30/01/2021, Since months Libya is pumping oil at 1,2 M Barrels, if this rate persists, investments could resume.
By Felicity Bradstock – Jan 27, 2021, 12:00 PM CST
After years of turbulence, Libya’s oil industry is finally starting to bounce back, with the production increase that started in December showing no signs of stopping. Ever since the end of the 2011 Arab Spring uprisings, Libya’s oil sector has been hampered by political instability and economic uncertainty. However, following the signing of a ceasefire agreement in October 2020, the country’s oil and gas industry is set to pick-up once again.
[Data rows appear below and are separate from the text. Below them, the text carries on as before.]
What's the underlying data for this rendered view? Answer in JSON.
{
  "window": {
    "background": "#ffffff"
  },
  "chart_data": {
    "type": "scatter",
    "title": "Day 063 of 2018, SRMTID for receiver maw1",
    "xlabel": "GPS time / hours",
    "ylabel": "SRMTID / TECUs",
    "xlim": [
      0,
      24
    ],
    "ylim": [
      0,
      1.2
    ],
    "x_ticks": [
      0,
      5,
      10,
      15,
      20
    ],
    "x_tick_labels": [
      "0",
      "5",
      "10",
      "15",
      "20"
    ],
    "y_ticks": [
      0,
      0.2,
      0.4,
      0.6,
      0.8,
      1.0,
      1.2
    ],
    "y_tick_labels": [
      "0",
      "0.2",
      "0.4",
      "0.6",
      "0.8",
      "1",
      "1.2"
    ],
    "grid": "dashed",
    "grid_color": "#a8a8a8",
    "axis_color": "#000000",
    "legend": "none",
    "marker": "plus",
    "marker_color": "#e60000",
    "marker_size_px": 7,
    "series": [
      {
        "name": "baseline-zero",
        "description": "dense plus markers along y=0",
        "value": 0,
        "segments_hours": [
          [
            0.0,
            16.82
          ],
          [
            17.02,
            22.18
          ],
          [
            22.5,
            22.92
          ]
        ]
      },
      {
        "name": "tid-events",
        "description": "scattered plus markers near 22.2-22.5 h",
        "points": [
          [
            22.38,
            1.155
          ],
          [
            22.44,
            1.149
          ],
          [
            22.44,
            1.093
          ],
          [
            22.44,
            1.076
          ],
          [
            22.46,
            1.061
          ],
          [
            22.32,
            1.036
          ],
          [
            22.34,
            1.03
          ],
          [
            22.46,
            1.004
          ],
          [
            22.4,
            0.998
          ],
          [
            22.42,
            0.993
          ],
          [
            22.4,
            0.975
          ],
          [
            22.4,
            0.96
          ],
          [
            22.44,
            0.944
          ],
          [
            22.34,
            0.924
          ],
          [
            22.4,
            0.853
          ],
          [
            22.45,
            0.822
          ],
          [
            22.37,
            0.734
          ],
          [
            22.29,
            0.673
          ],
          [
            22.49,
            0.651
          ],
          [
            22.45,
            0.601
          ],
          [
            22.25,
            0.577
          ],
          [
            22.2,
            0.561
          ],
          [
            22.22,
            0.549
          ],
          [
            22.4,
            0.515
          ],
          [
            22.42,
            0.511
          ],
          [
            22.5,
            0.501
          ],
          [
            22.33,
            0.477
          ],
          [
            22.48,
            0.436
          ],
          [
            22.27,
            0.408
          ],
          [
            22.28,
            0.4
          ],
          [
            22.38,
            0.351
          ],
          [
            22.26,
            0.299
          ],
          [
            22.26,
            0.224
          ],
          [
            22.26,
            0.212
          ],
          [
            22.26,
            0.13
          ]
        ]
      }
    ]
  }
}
Libya is known to have the largest proven crude oil reserves on the African continent, making it strategically important for energy in the MENA region. The country has proven crude oil reserves of 48,363 million barrels, as well as 1,505 million cubic meters of natural gas reserves.
At present, Libya is producing 1,224 million bpd of oil, up from just 121,000 bpd in the third quarter of 2020. This demonstrates the significance of the ceasefire agreement in revitalizing the Libyan oil sector and economy. However, this is still well below pre-Arab Spring average production figures of between 1.5 and 1.6 million bpd.
While oil contributes approximately 60 percent to Libya’s GDP, the substantial damage to infrastructure experienced over a decade of war means the sector needs considerable investment to reclaim its pre-war status.
As production begins to increase, the National Oil Corporation (NOC) has announced aims to reach an output of 2.1 million bpd within the next three years. Nevertheless, the sector will have to invest heavily in its infrastructure to ensure this goal can be met.
In mid-January, there was a decrease in the production of 200,000 bpd as a 60-year-old pipeline needed to be shut down for maintenance. This is just the tip of the iceberg, with aging and war-torn infrastructure presenting a long-term challenge for the industry’s recovery.